Having to deal with an employee who is suspected of having an alcohol or drug problem is probably one of the most difficult issues the HR department has to deal with – not only does it raise a lot of emotions, it also poses a serious procedural problem on how to handle the situation.
Often such problems can be detected early if you keep an eye out; recurrent absences, poor work performance, unkempt appearance, irregular behaviour or other symptoms are often good indications. It should be noted, however, that these symptoms don’t necessarily point at dependence or addiction problems – there may be other causes. Here’s how to deal with employees who may have alcohol or drug problems.
Don’t jump to conclusions
When a person shows signs of being under the influence of a certain substance, it doesn’t necessarily mean that illegal drugs or alcohol abuse is the problem. It could be that certain prescribed medications are showing negative side effects, or that other medical problems may be the issue. Unless there is a clear indication of substance abuse (such as the strong smell of alcohol on a person’s breath, or a witness who saw drug abuse) you cannot deduce that alcohol or illicit drugs may be a problem.
Seek medical advice
If the problem is recurrent, it should first be professionally established by a medical professional, so a nurse or, preferably a GP, should establish that drugs or alcohol is indeed a problem. The physician would then also be able to advise on which action is most appropriate in the situation.

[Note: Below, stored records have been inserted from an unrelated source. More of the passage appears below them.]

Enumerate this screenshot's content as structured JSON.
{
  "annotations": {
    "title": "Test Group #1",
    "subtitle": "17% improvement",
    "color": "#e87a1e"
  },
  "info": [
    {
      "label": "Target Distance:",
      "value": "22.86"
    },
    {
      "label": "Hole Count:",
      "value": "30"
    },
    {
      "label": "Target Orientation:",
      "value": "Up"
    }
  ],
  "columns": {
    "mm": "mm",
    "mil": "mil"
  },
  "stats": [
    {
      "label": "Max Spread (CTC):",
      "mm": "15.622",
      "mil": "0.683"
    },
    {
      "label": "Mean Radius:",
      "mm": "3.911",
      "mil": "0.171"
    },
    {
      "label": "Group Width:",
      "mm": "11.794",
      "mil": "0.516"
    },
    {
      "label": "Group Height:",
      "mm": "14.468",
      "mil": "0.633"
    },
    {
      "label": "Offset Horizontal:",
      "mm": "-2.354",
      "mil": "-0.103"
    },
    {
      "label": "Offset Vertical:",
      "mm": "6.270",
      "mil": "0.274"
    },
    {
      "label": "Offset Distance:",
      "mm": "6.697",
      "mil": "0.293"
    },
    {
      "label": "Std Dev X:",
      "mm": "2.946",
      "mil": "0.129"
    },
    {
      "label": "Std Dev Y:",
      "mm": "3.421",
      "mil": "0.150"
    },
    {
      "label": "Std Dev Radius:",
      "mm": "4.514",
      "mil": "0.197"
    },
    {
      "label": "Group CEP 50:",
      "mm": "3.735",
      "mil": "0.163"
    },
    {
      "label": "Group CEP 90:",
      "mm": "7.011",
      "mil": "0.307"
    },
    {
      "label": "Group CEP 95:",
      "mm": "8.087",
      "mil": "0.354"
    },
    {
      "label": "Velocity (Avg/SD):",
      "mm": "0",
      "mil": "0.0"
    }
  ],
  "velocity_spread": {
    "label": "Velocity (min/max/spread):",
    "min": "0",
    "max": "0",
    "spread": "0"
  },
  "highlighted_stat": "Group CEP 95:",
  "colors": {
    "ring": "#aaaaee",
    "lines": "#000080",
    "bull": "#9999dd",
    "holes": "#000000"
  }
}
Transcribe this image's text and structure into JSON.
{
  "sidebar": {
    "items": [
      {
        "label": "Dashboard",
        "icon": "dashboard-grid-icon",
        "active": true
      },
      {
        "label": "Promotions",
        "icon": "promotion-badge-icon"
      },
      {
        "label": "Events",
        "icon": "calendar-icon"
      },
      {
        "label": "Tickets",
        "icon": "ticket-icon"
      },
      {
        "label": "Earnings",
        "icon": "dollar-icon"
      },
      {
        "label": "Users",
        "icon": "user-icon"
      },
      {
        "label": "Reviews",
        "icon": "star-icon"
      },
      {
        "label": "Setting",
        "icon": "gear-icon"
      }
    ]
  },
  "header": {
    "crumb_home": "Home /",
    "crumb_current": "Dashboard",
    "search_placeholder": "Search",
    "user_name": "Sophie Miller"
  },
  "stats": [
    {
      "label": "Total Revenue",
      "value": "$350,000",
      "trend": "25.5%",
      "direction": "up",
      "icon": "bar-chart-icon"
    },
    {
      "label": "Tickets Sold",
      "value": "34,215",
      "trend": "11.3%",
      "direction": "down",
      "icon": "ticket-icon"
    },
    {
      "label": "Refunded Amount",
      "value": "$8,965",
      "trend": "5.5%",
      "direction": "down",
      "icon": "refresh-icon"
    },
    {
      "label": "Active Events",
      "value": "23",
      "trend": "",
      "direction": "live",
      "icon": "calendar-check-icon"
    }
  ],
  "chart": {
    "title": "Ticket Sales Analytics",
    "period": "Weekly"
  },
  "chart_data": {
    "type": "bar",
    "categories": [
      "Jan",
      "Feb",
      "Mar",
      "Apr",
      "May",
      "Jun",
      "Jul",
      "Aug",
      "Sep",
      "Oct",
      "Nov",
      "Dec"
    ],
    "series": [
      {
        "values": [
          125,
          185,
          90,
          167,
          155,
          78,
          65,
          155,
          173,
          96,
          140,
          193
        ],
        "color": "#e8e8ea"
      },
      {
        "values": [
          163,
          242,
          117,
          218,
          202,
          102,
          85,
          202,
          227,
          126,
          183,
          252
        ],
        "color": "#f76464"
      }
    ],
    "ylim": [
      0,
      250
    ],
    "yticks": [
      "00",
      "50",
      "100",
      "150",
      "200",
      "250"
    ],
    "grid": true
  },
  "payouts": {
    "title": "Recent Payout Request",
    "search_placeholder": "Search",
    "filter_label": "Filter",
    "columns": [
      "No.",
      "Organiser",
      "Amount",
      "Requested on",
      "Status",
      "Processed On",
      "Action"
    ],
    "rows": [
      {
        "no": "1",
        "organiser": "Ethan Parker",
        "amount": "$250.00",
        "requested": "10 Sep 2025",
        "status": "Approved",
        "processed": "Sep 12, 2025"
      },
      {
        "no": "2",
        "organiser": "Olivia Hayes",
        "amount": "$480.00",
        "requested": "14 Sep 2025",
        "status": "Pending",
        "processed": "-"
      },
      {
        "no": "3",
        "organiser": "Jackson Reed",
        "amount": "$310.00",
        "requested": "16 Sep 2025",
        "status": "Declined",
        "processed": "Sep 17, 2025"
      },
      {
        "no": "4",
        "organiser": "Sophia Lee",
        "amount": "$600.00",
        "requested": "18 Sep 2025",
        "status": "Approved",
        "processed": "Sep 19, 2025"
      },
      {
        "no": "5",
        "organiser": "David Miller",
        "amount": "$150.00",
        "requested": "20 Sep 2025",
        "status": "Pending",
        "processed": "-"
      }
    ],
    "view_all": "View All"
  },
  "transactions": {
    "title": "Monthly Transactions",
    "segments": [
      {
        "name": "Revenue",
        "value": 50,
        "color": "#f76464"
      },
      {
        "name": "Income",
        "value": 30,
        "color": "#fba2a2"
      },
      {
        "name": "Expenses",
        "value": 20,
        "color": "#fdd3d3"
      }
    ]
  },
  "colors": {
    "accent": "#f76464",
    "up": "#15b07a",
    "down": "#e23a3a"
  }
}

There are many options available for the company – if the person acknowledges the problem and seeks help in dealing with it, the company could be lenient and extend a helping hand. This will, of course, largely depend on the policies the company has.
Making the rules clear
As an employer, the rules regarding drug abuse or consumption (of being under the influence of) alcohol during working hours should be made clear from the very start.
Dismissal should be the last resort
Unless it is a fairly recurring problem, giving warnings and counseling may be more appropriate than outright dismissal. If you have scheduled interviews with the employee, have it recorded and then transcribed by the right transcription services as reference.
It should be clear that most medical practitioners see addiction or dependence on drugs or alcohol as a medical problem, and therefore it should be treated as such. It’s understandable that the employer wants to distance themselves from this problem, but there are too many legal and internal issues to deal with – the problem is often a complicated one. Handle it with care, and ensure you have both the best interests of the employee and the employer (as well as all other staff) in mind.